BITE-SIZE THEOLOGY (175): Should we obey human laws?

Rev José Mario O Mandía
jmom.honlam.org

Divine positive law and natural law offer us guideposts that lead us to our eternal destination.

We need, however, more specific guidelines that facilitate the fulfillment of the moral law. These guidelines can vary from one place to another and are drawn up by legitimate human authority. These are what we call human laws.

There are two main kinds of human law: church law and civil law.

(1) Church law (ecclesiastical law or canon law): “Ecclesiastical law is an ordinance issued by legitimate authority in the Catholic Church. The legislators for the entire Church are the Pope through the Roman Curia or an ecumenical council together with the Pope. Bishops may also legislate for their respective dioceses” (Fr John Hardon, The Question and Answer Catholic Catechism, 532).

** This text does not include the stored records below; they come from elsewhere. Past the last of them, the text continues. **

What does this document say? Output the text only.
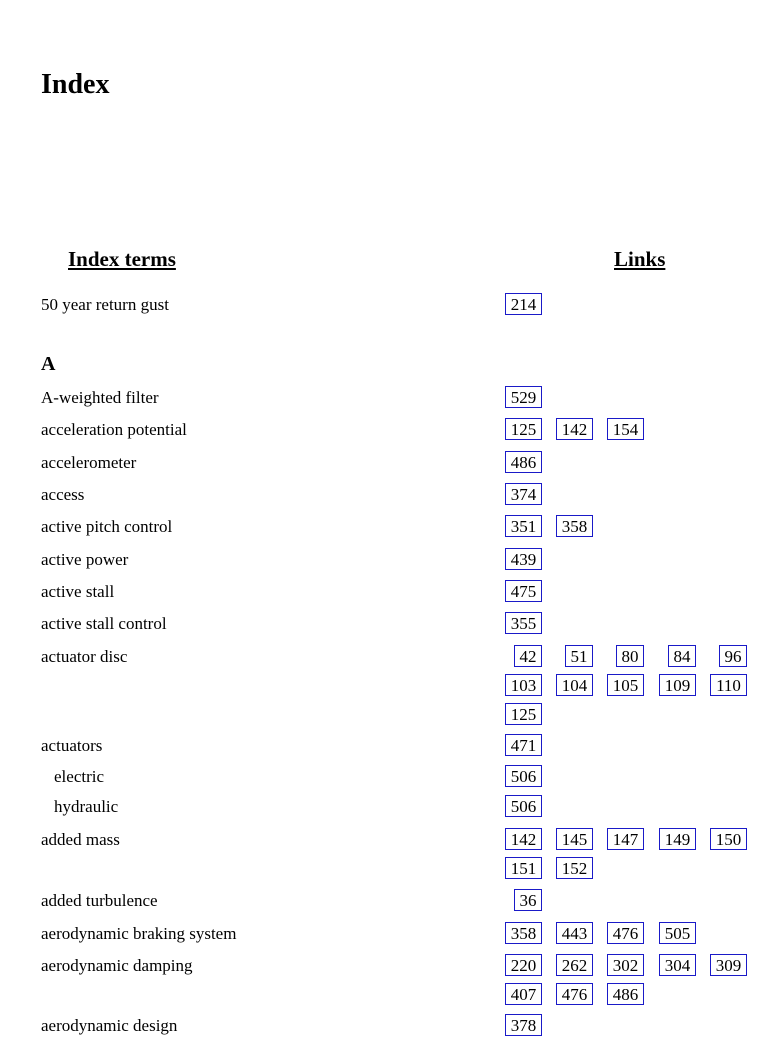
Index
Index terms	Links
50 year return gust	214
A
A-weighted filter	529
acceleration potential	125	142	154
accelerometer	486
access	374
active pitch control	351	358
active power	439
active stall	475
active stall control	355
actuator disc	42	51	80	84	96
103	104	105	109	110
125
actuators	471
electric	506
hydraulic	506
added mass	142	145	147	149	150
151	152
added turbulence	36
aerodynamic braking system	358	443	476	505
aerodynamic damping	220	262	302	304	309
407	476	486
aerodynamic design	378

(2) Civil laws: “Civil laws are those passed by the government in a political society. Civil laws that are just are morally binding in conscience as the Church’s tradition since biblical times testifies. As St Peter told the early Christians, ‘Be subject for the Lord’s sake to every human institution, whether it be to the emperor as supreme, or to governors as sent by him to punish those who do wrong and to praise those who do right. For it is God’s will that by doing right you should put to silence the ignorance of foolish men’ (1 Peter 2:13-15)” (Fr John Hardon, The Question and Answer Catholic Catechism, 533). 

ARE WE OBLIGED TO OBEY HUMAN LAWS?

“Human law is binding insofar as it agrees with the eternal law of God. Thus all unjust laws passed by the State, like abortion or the prohibition to teach Christianity, are not binding” (Fr John Hardon, The Question and Answer Catholic Catechism, 531). 

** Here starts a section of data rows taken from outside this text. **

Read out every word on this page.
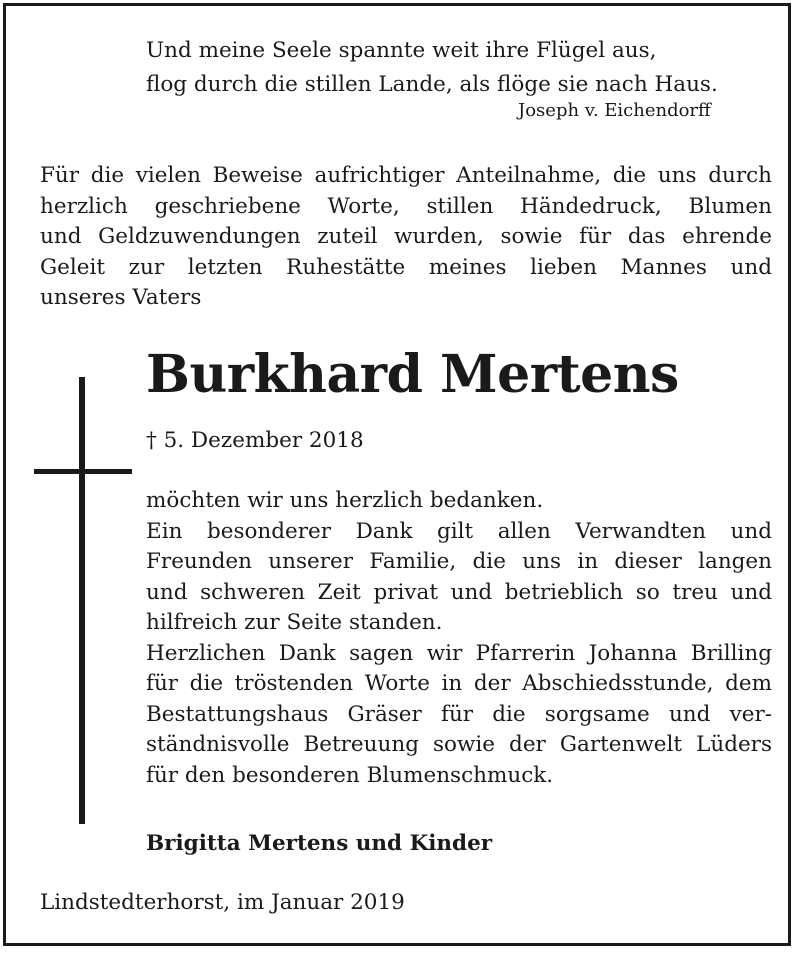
Und meine Seele spannte weit ihre Flügel aus,
flog durch die stillen Lande, als flöge sie nach Haus.
Joseph v. Eichendorff
Für die vielen Beweise aufrichtiger Anteilnahme, die uns durch
herzlich geschriebene Worte, stillen Händedruck, Blumen
und Geldzuwendungen zuteil wurden, sowie für das ehrende
Geleit zur letzten Ruhestätte meines lieben Mannes und
unseres Vaters
Burkhard Mertens
† 5. Dezember 2018
möchten wir uns herzlich bedanken.
Ein besonderer Dank gilt allen Verwandten und
Freunden unserer Familie, die uns in dieser langen
und schweren Zeit privat und betrieblich so treu und
hilfreich zur Seite standen.
Herzlichen Dank sagen wir Pfarrerin Johanna Brilling
für die tröstenden Worte in der Abschiedsstunde, dem
Bestattungshaus Gräser für die sorgsame und ver-
ständnisvolle Betreuung sowie der Gartenwelt Lüders
für den besonderen Blumenschmuck.
Brigitta Mertens und Kinder
Lindstedterhorst, im Januar 2019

St Thomas teaches (cf S Th I-II q96 a4) that for a law to be just, it must fulfill the following conditions:

(1) It must be made for the sake of the common good. A law that opposes natural or divine positive law can never achieve the common good.

(2) If it concerns distributive justice, it must distribute burdens in an equitable way – “burdens are laid on the subjects according to an equality of proportion” (S Th I-II q96 a4).

(3) It should not exceed the authority of the legislator — otherwise it would not be a law.

If any of these is lacking, St Thomas says in the same article that these laws “are acts of violence rather than laws; because, as Augustine says (De Lib. Arb. i, 5), ‘a law that is not just, seems to be no law at all.’ Wherefore such laws do not bind in conscience, except perhaps in order to avoid scandal or disturbance, for which cause a man should even yield his right, according to Matthew 5:40-41: ‘If a man . . . take away thy coat, let go thy cloak also unto him; and whosoever will force thee one mile, go with him other two’” (S Th I-II q96 a4).

WHEN DOES A HUMAN LAW CEASE TO BE BINDING?

Human law ceases to be binding in the following cases: (1) ignorance, (2) impossibility, (3) by dispensation, (4) by privilege, (5) by suspension of the law itself.

Impossibility can either be (2.1) absolute or physical impossibility or (2.2) moral impossibility.

When a person is sick (physical impossibility) or is taking care of a sick person (moral impossibility) is not able to attend Sunday Mass, he or she is excused from the obligation. If the obstacle can be avoided or foreseen, however, one may not be excused from the obligation of the law. For example, one may not plan to go for a holiday to a place where he or she knows Mass is not available.

Dispensation is “the suspension of the law or of its obligation in a particular case, granted by the competent authority for a special and proportionate reason. Canon law forbids marriage of two first cousins but, in special cases, if there is a sufficient reason, a dispensation may be granted” (Charles Belmonte, Faith Seeking Understanding, vol 2).

A privilege “may also suspend the obligation of the law. Privilege is a favorable private law that overrules or extends the common law. Since it has the character of a law, it must be permanent and stable, useful for the community, and established by the authority who is in charge of the community” (Charles Belmonte, Faith Seeking Understanding, vol 2).

The law itself may cease (5.1) when it is abrogated by the same authority who established it; (5.2) when the purpose for which it was promulgated disappears or the law becomes harmful to the people; (5.3) when a legitimate custom (a) contrary to the law, (b) observed through the years, and (c) approved by the competent authority replaces that law.